Monday, Jul. 10, 1944
Neither Maid nor Wife
General Charles de Gaulle, preparing to visit Washington, put in a week of shrewd preliminaries.
Behind the Siena front in Italy, he decorated the U.S. Fifth Army's Lieut. General Mark Clark with the sunburst plaque of Grand Officer of the Legion of Honor. De Gaulle's point: he was the Frenchman entitled to confer French honors.
In Rome, he had himself presented to the Pope as le president, held a press conference, implied willingness to write off Mussolini's "stab in the back" as a historic error for which the Italian people are not responsible. De Gaulle's point: postwar France will be postwar Italy's friend.
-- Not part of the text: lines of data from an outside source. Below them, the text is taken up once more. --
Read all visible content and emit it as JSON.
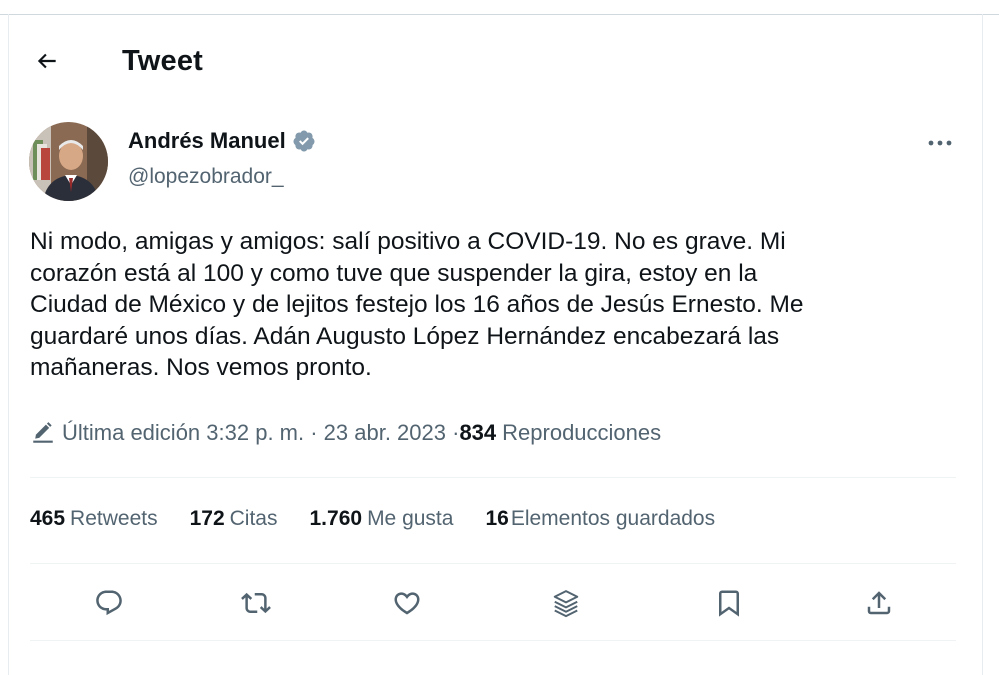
{
  "header": {
    "title": "Tweet"
  },
  "author": {
    "name": "Andrés Manuel",
    "handle": "@lopezobrador_"
  },
  "tweet": {
    "text": "Ni modo, amigas y amigos: salí positivo a COVID-19. No es grave. Mi\ncorazón está al 100 y como tuve que suspender la gira, estoy en la\nCiudad de México y de lejitos festejo los 16 años de Jesús Ernesto. Me\nguardaré unos días. Adán Augusto López Hernández encabezará las\nmañaneras. Nos vemos pronto."
  },
  "meta": {
    "edit_text": "Última edición 3:32 p. m. · 23 abr. 2023 · ",
    "views_count": "834",
    "views_label": "Reproducciones"
  },
  "stats": [
    {
      "num": "465",
      "label": "Retweets"
    },
    {
      "num": "172",
      "label": "Citas"
    },
    {
      "num": "1.760",
      "label": "Me gusta"
    },
    {
      "num": "16",
      "label": "Elementos guardados"
    }
  ],
  "icons": {
    "back": "arrow-left-icon",
    "verified": "verified-badge-icon",
    "more": "more-dots-icon",
    "edit": "pencil-icon",
    "reply": "reply-icon",
    "retweet": "retweet-icon",
    "like": "heart-icon",
    "stack": "stack-icon",
    "bookmark": "bookmark-icon",
    "share": "share-icon"
  },
  "colors": {
    "text": "#0f1419",
    "secondary": "#536471",
    "verified": "#829aab",
    "divider": "#eff3f4"
  }
}
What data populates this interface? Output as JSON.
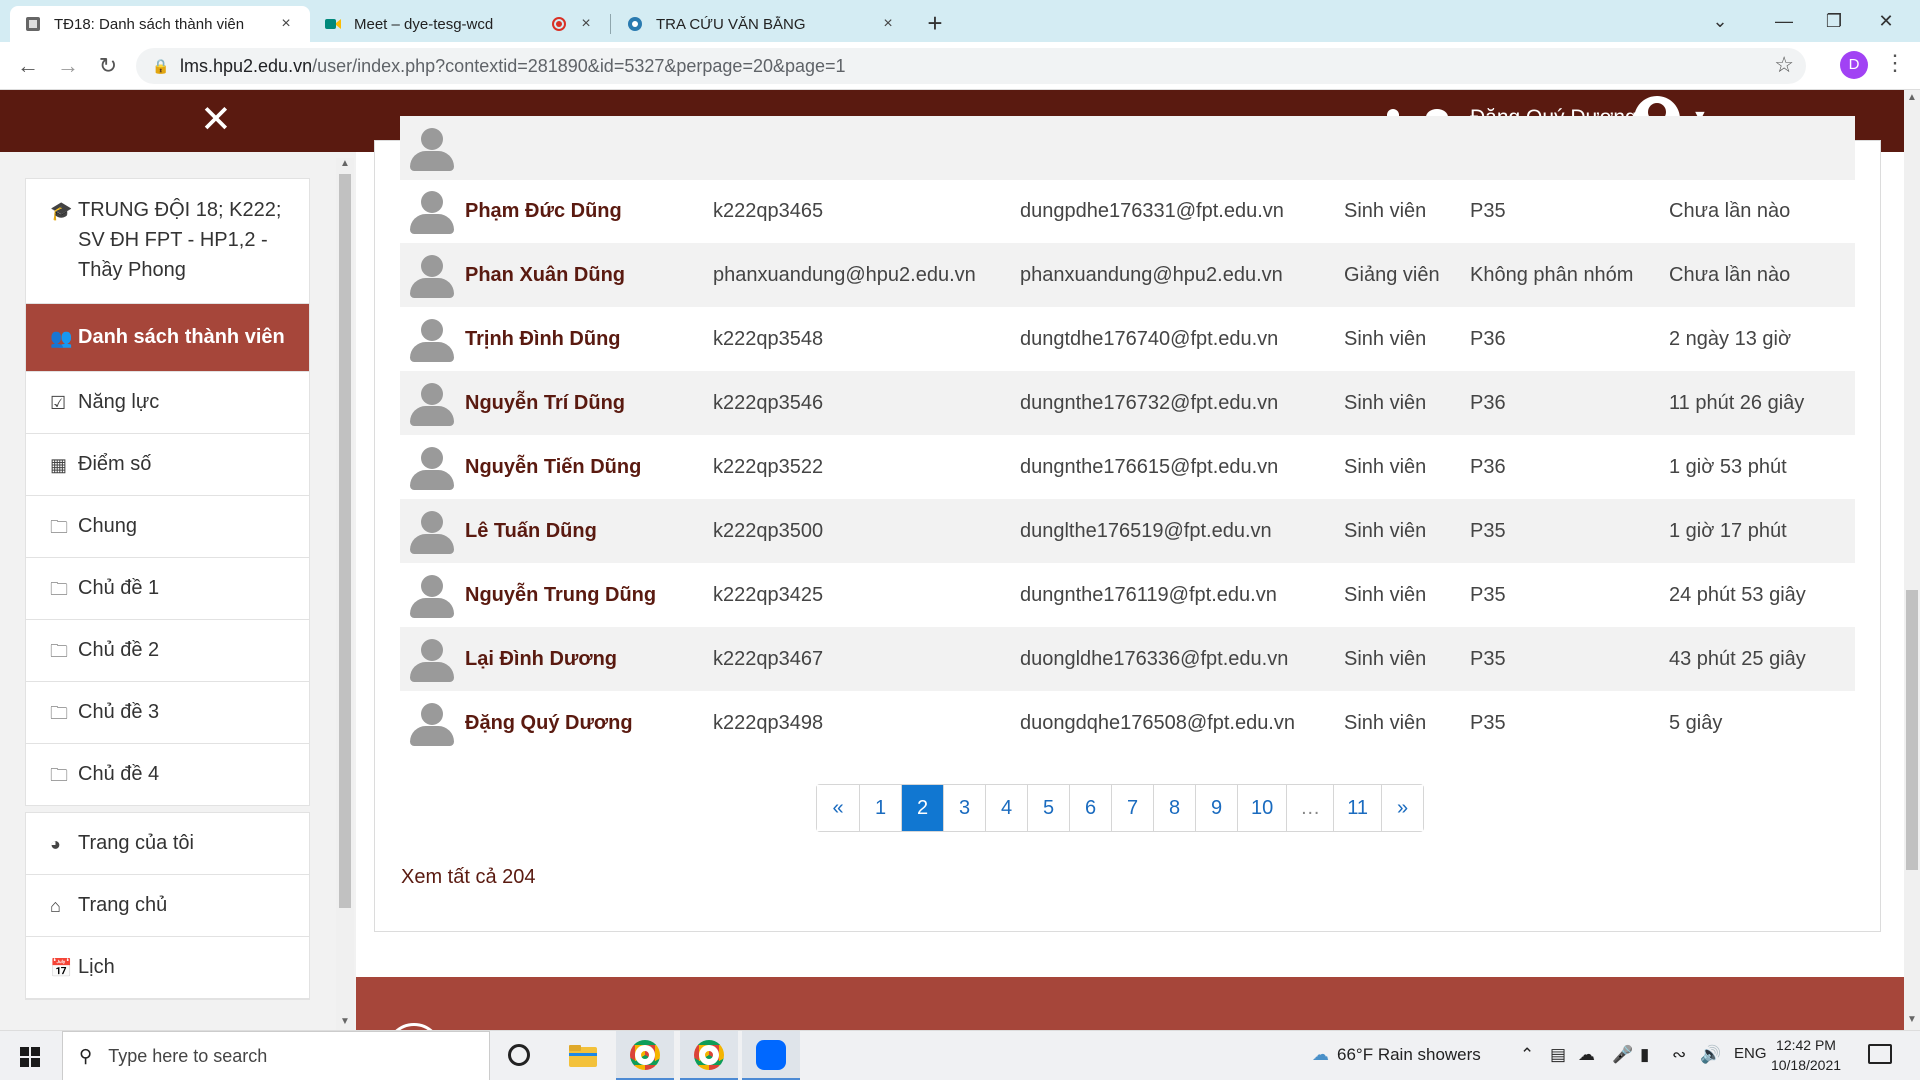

In Algiers, he found his ace economic brain-truster, urbane Herve Alphand, back from London after a successful conference with British officials. The British had reportedly agreed to: 1) transfer civil administration of liberated a.eas behind the battlefront to Gaullist commissioners; 2) recognize the Gaullist Committee's right to issue all currency in liberated France; 3) supply food to the liberated population.
The British agreement would be worthless unless Washington endorsed it. No one expected the U.S. Government to grant De Gaulle & Co. outright recognition. But Algiers was optimistic, hopeful that le grand Charlie and Franklin Roosevelt would get along far better in Washington, than they did last year in Casablanca. Cracked a foreign diplomat in expectant Washington: "Us ne passeront pas devant le maire* but there will be a common-law marriage."
* "They will not appear before the mayor" [to be married].